So the end line is having a disk-as-a-node, with dpu and interface. You make a configuration and add, as needed new chassis-nodes. The only difference I see is the client machine asking directly to the drive/array the data. You still need some compute somewhere to handle that (the dpus). Therefore, it's still a computer with a bunch of drives. Still, for me, it's like the size of the universe, it's hard to conceive. Maybe it will make more sense with the second video.
I'm a little late to this party but from a purely tech-based standpoint, this is amazing! With the continuous advancements in speed, multitasking, and increase in lanes that the modern CPUs have, removing any and all pitstops, layovers, and roadblocks to its ability to compute will drastically improve efficiency and workflow, as well as, reduce the amount of hardware needed to maintain that "hyperspace" workflow. Reducing power usage etc. all great news right! But after my nerdgasm past, I realized one thing. We've been giving IP addresses to resources forever but now we're going to be doing it on steroids. We are dangerously low on properly trained security individuals to monitor and maintain our current networks. What happens when we expanded our current network topologies from a couple dozen or a few hundred nodes to thousands or hundreds of thousands by giving even our HDs, GPUs, etc. IPs? What happens when someone hacks into your 22 drives simultaneously and takes the whole dataset offline or holds it for ransom? I'm all for advancement and I would never want to stop progression out of fear. But can someone please start the conversation about how we safeguard ourselves in this "hyperspace" work environment we will be advancing into?
The modularity of the technology is fascinating but I'm trying to understand the implications on latency. Say you have an array spanning multiple racks with drives acting as network endpoints, I suspect the acceaa speed of the array will only be determined by the furthest endpoint. Its a toss between the network layer vs the cpu/silicon layer of traditional systems. How this compares to traditional pcie attached storage in a SAN will be interesting.

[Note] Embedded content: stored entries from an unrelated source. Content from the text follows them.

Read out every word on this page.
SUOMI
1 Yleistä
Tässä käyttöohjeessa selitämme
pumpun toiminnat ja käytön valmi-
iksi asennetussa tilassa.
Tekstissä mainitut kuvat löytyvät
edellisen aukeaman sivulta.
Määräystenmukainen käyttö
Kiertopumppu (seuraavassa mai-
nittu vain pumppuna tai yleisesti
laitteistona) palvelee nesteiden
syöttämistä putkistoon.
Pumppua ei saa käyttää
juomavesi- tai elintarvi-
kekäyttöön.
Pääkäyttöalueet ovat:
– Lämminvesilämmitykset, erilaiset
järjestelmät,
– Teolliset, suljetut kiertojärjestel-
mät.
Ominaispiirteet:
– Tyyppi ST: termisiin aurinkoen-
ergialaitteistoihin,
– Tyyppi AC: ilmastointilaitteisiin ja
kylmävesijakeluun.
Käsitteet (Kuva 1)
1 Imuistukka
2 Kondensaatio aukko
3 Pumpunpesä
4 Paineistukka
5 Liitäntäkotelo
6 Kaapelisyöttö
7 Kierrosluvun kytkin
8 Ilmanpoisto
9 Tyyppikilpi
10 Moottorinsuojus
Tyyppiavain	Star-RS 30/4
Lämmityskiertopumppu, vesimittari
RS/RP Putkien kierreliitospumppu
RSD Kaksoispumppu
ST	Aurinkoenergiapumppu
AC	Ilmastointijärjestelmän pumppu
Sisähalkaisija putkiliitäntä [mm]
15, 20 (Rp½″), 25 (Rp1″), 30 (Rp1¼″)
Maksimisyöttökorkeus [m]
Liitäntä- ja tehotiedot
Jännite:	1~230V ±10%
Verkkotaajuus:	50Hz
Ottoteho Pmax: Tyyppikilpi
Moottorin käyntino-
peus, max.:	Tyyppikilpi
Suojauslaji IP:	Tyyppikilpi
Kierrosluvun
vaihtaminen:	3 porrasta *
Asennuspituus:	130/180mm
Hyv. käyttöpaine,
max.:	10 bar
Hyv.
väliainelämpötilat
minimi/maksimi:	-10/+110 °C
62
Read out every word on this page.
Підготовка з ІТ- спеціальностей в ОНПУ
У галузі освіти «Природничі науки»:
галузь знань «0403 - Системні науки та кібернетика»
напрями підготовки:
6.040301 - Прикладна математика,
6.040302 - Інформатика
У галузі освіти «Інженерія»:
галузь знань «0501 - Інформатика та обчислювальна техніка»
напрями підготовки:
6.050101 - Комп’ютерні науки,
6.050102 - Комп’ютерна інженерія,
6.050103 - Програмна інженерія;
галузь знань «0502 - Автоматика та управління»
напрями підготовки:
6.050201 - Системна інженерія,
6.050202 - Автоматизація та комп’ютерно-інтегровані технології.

the speed of any data array appears to you as whatever the latency is of the furthest piece of data you need, regardless of how it's structured or configured. if your data is already where you need it, you can even break the network temporarily without interrupting the work being done. remember when we thought the best computer was the fastest one?

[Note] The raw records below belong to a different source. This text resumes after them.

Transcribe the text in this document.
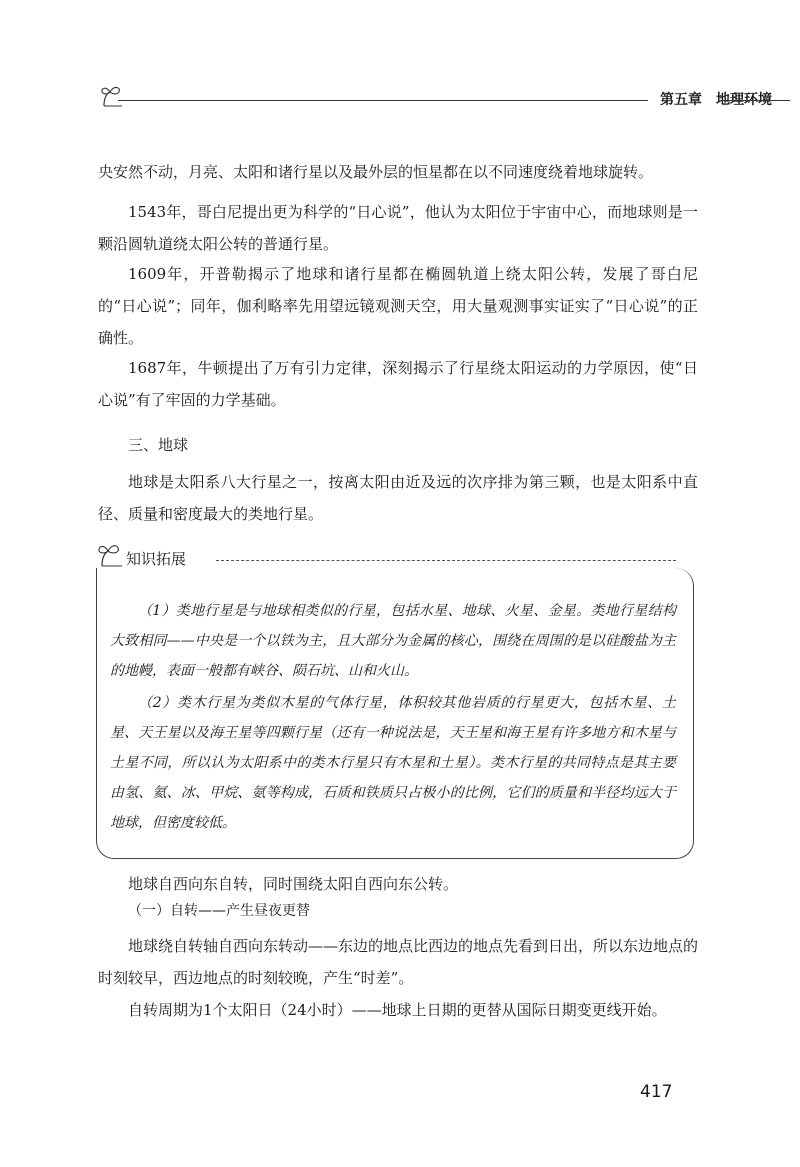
第五章 地理环境

央安然不动，月亮、太阳和诸行星以及最外层的恒星都在以不同速度绕着地球旋转。

1543年，哥白尼提出更为科学的“日心说”，他认为太阳位于宇宙中心，而地球则是一颗沿圆轨道绕太阳公转的普通行星。

1609年，开普勒揭示了地球和诸行星都在椭圆轨道上绕太阳公转，发展了哥白尼的“日心说”；同年，伽利略率先用望远镜观测天空，用大量观测事实证实了“日心说”的正确性。

1687年，牛顿提出了万有引力定律，深刻揭示了行星绕太阳运动的力学原因，使“日心说”有了牢固的力学基础。

三、地球

地球是太阳系八大行星之一，按离太阳由近及远的次序排为第三颗，也是太阳系中直径、质量和密度最大的类地行星。

知识拓展

（1）类地行星是与地球相类似的行星，包括水星、地球、火星、金星。类地行星结构大致相同——中央是一个以铁为主，且大部分为金属的核心，围绕在周围的是以硅酸盐为主的地幔，表面一般都有峡谷、陨石坑、山和火山。

（2）类木行星为类似木星的气体行星，体积较其他岩质的行星更大，包括木星、土星、天王星以及海王星等四颗行星（还有一种说法是，天王星和海王星有许多地方和木星与土星不同，所以认为太阳系中的类木行星只有木星和土星）。类木行星的共同特点是其主要由氢、氦、冰、甲烷、氨等构成，石质和铁质只占极小的比例，它们的质量和半径均远大于地球，但密度较低。

地球自西向东自转，同时围绕太阳自西向东公转。

（一）自转——产生昼夜更替

地球绕自转轴自西向东转动——东边的地点比西边的地点先看到日出，所以东边地点的时刻较早，西边地点的时刻较晚，产生“时差”。

自转周期为1个太阳日（24小时）——地球上日期的更替从国际日期变更线开始。

417
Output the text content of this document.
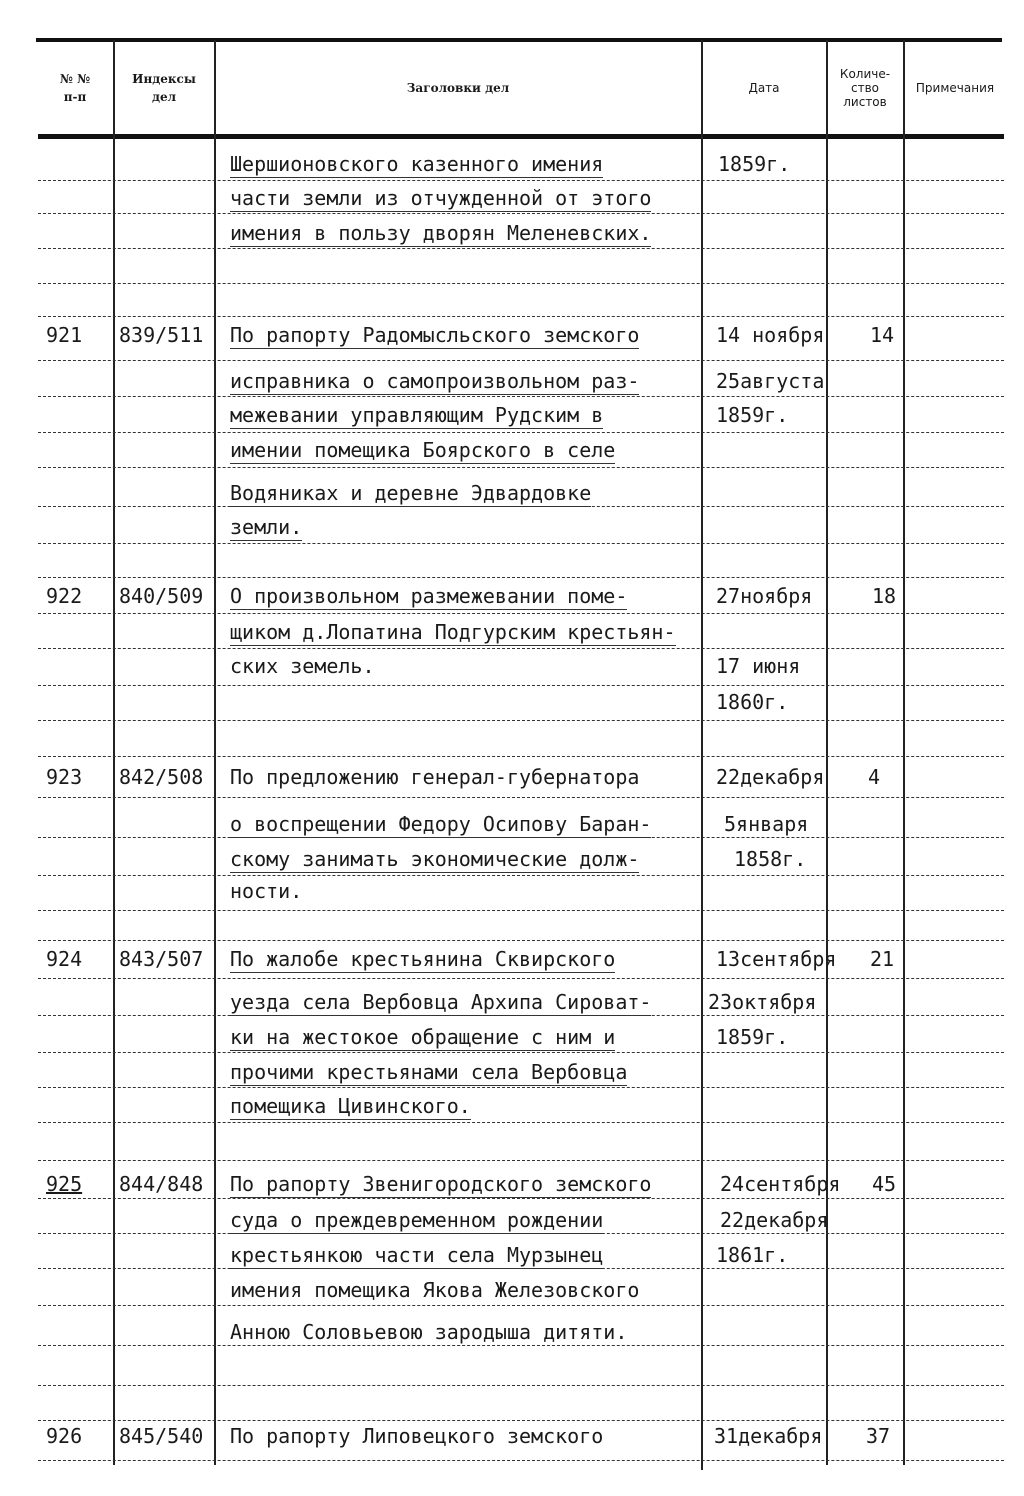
№ №
п-п
Индексы
дел
Заголовки дел	Дата
Количе-
ство
листов
Примечания
Шершионовского казенного имения
части земли из отчужденной от этого
имения в пользу дворян Меленевских.
1859г.
921 839/511 По рапорту Радомысльского земского
исправника о самопроизвольном раз-
межевании управляющим Рудским в
имении помещика Боярского в селе
Водяниках и деревне Эдвардовке
земли.
14 ноября
25августа
1859г.
14
922 840/509 О произвольном размежевании поме-
щиком д.Лопатина Подгурским крестьян-
ских земель.
27ноября
17 июня
1860г.
18
923 842/508 По предложению генерал-губернатора
о воспрещении Федору Осипову Баран-
скому занимать экономические долж-
ности.
22декабря
5января
1858г.
4
924 843/507 По жалобе крестьянина Сквирского
уезда села Вербовца Архипа Сироват-
ки на жестокое обращение с ним и
прочими крестьянами села Вербовца
помещика Цивинского.
13сентября
23октября
1859г.
21
925 844/848 По рапорту Звенигородского земского
суда о преждевременном рождении
крестьянкою части села Мурзынец
имения помещика Якова Железовского
Анною Соловьевою зародыша дитяти.
24сентября
22декабря
1861г.
45
926 845/540 По рапорту Липовецкого земского	31декабря 37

lol, now do ZFS on a DPU. More real note, I think this is cool for things that need access to a physical drive but may not have the chassis for it, but I don't think it's going to replace a SAN for things like a clustered filesystem (VMFS/vVOLs).
This looks like a new variant of SATAoE (Serial ATA over Ethernet), which was a pretty cool way of inexpensively attaching network based disks directly to a host.
Thanks Patrick, Truly amazing. I was waiting for this review since you showed it last year. It is a great concept & I think it 'll have a huge impact on storage industry. I only wish you can do some benchmarks because latency is the main factor & I believe it 'll be minimal here since as you mentioned it so directly attached to network hence less translation Great job & thanks for the entire STH team
We were not running stacks on the drives themselves other than NVMeoF, but you get the idea of where this is going. Next up, we will have a DPU version of this.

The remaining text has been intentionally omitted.